A personal bit concerning the beginnings of my interest in speech and rhetoric.
Perhaps the seed for this reading group was planted several years ago in my Baltimore home. I was sitting on the white couch in my living room, when my father turned on our record player and pushed play. Martin Luther King began to speak through our stereo. He was not saying “I have a Dream” or “I’ve Been to the Mountaintop,” but “If I had sneezed.” “If I had sneezed,” repeated King, “If I had sneezed . . .”
In February of 2008 a friend and I wanted to hold a student event in honor of Dr. King’s birthday. In my mind, I wondered if I could recreate the atmosphere of my living room, where it felt as though King were just a few feet away from me. We went to the library and watched films that showed King delivering speeches in a variety of settings. We saw his “How Long, Not Long” speech in which he engaged in a call-response rhythm with his audience. We saw him at the March on Washington. We saw him at the pulpit in church and we saw him walking in peaceful protest.
The evening of our event, we showed some of these clips and then ended with the “If I had sneezed” speech which I had heard as a child. In this section of the speech, which culminates in the eerily prophetic moment of “I’ve been to the Mountaintop,” King tells a story. King was in New York City, autographing his first book, when a woman came up to him and asked, “Are you Martin Luther King?” He said yes. Before he knew it, this woman had stabbed him in the chest. The next day, as King tells us, the New York Times had written “that if I had merely sneezed, I would have died.” He describes a letter that a girl wrote to him after this incident.
I read in the paper of your misfortune, and of your suffering. And I read that if you had sneezed, you would have died. And I’m simply writing you to say that I’m so happy that you didn’t sneeze.
King then continues, “And I want to say tonight — I want to say tonight that I too am happy that I didn’t sneeze.”
After a semester abroad in which I brainstormed with peers, professors and advisers, I decided to begin a reading group in the fall semester to further explore speech and rhetoric. I submitted a proposal to the Hurford Humanities Center, and the steering committee accepted my application, providing me with the funding, support and resources to make the group happen.
So perhaps the sneeze initiated an interest which developed and finally culminated into a tangible project. Beginning in November, six other students and I began to meet throughout the semester, looking at a variety of speakers and supplementing their words with a diverse set of texts. The speech group has continued into this spring semester, with six new students participating. We have looked at a wide range of speeches, and broadened our exploration of oration to films as well. From Roosevelt to Obama, from Atticus Finch in “To Kill a Mockingbird” to Spencer Tracy’s portrayal of Clarence Darrow in “Inherit the Wind” the opportunities for examining speech and rhetoric, in all its forms, are truly endless.

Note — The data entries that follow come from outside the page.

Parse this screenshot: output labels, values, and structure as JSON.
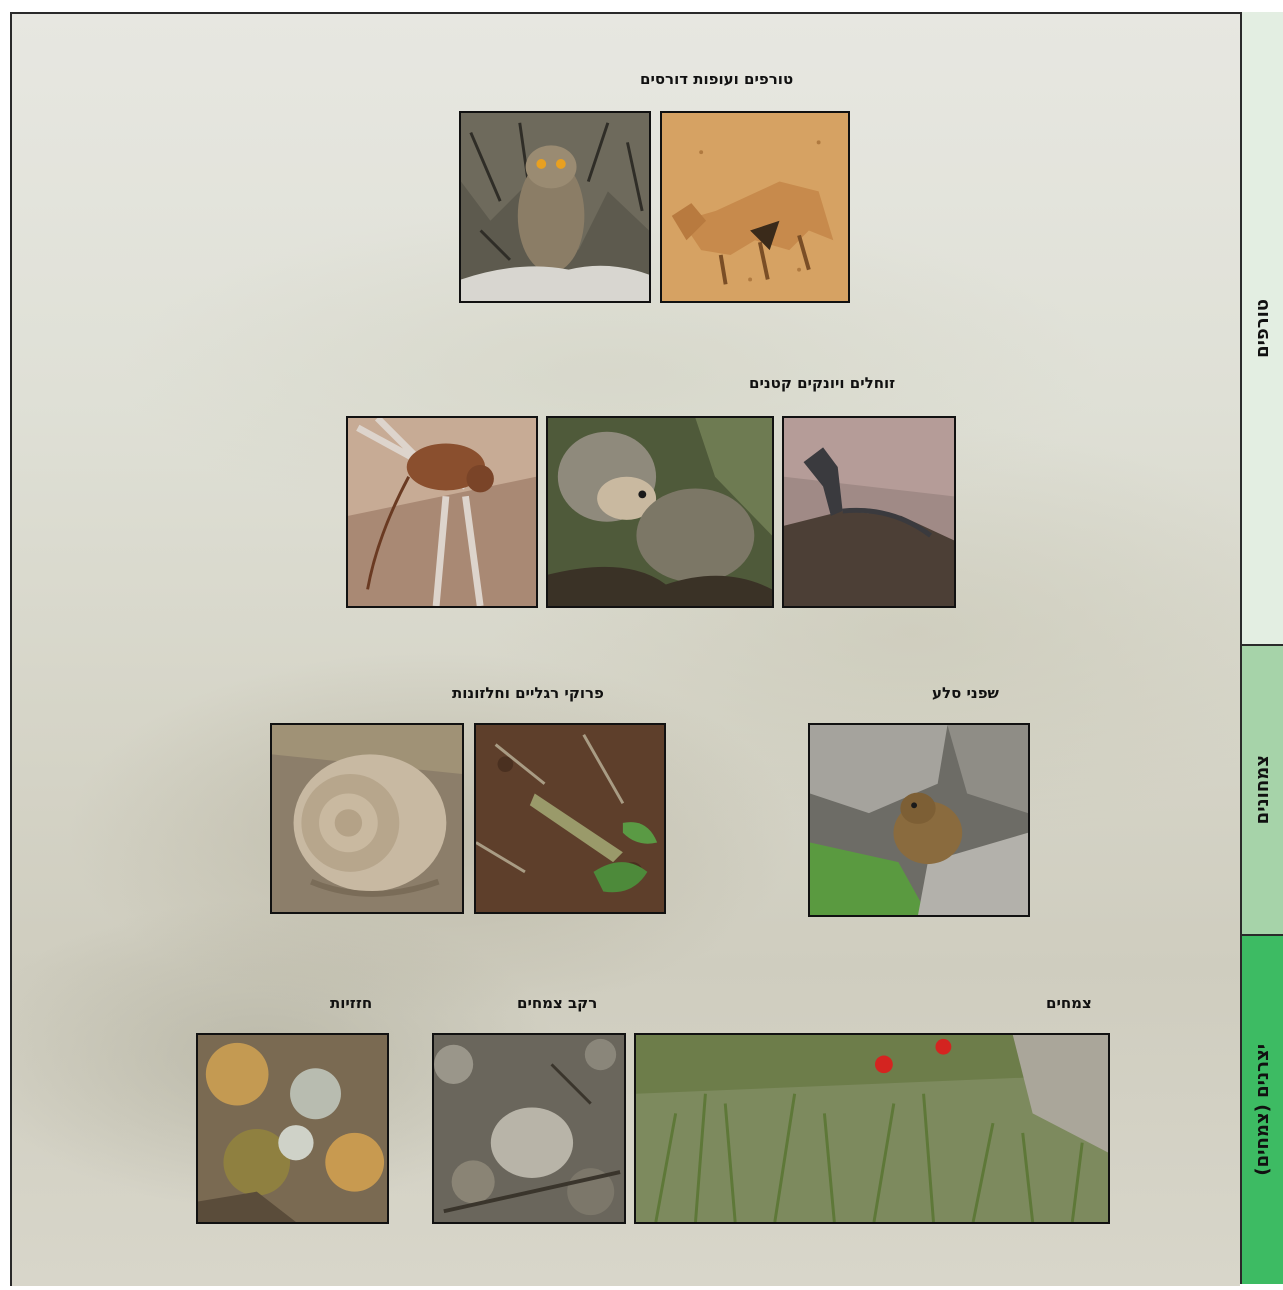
{
  "sections": {
    "predators": {
      "caption": "טורפים ועופות דורסים"
    },
    "reptiles": {
      "caption": "זוחלים ויונקים קטנים"
    },
    "hyrax": {
      "caption": "שפני סלע"
    },
    "arthropods": {
      "caption": "פרוקי רגליים וחלזונות"
    },
    "plants": {
      "caption": "צמחים"
    },
    "compost": {
      "caption": "רקב צמחים"
    },
    "lichens": {
      "caption": "חזזיות"
    }
  },
  "tabs": [
    {
      "label": "טורפים"
    },
    {
      "label": "צמחונים"
    },
    {
      "label": "יצרנים (צמחים)"
    }
  ],
  "colors": {
    "tab_light": "#e3eee2",
    "tab_mid": "#a6d3a9",
    "tab_dark": "#3dbb63"
  }
}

I am extremely appreciative of the support and funding I have received from the Humanities Center. A special thanks to James Weissinger for encouraging me to go through with this project, and providing me with his creative and insightful ideas. And of course, many thanks to the reading group participants who have dedicated their time and energy to this activity.
* Excerpts come from King’s “I’ve been to the Mountaintop” speech, delivered April 3, 1968 in Memphis, Tennessee.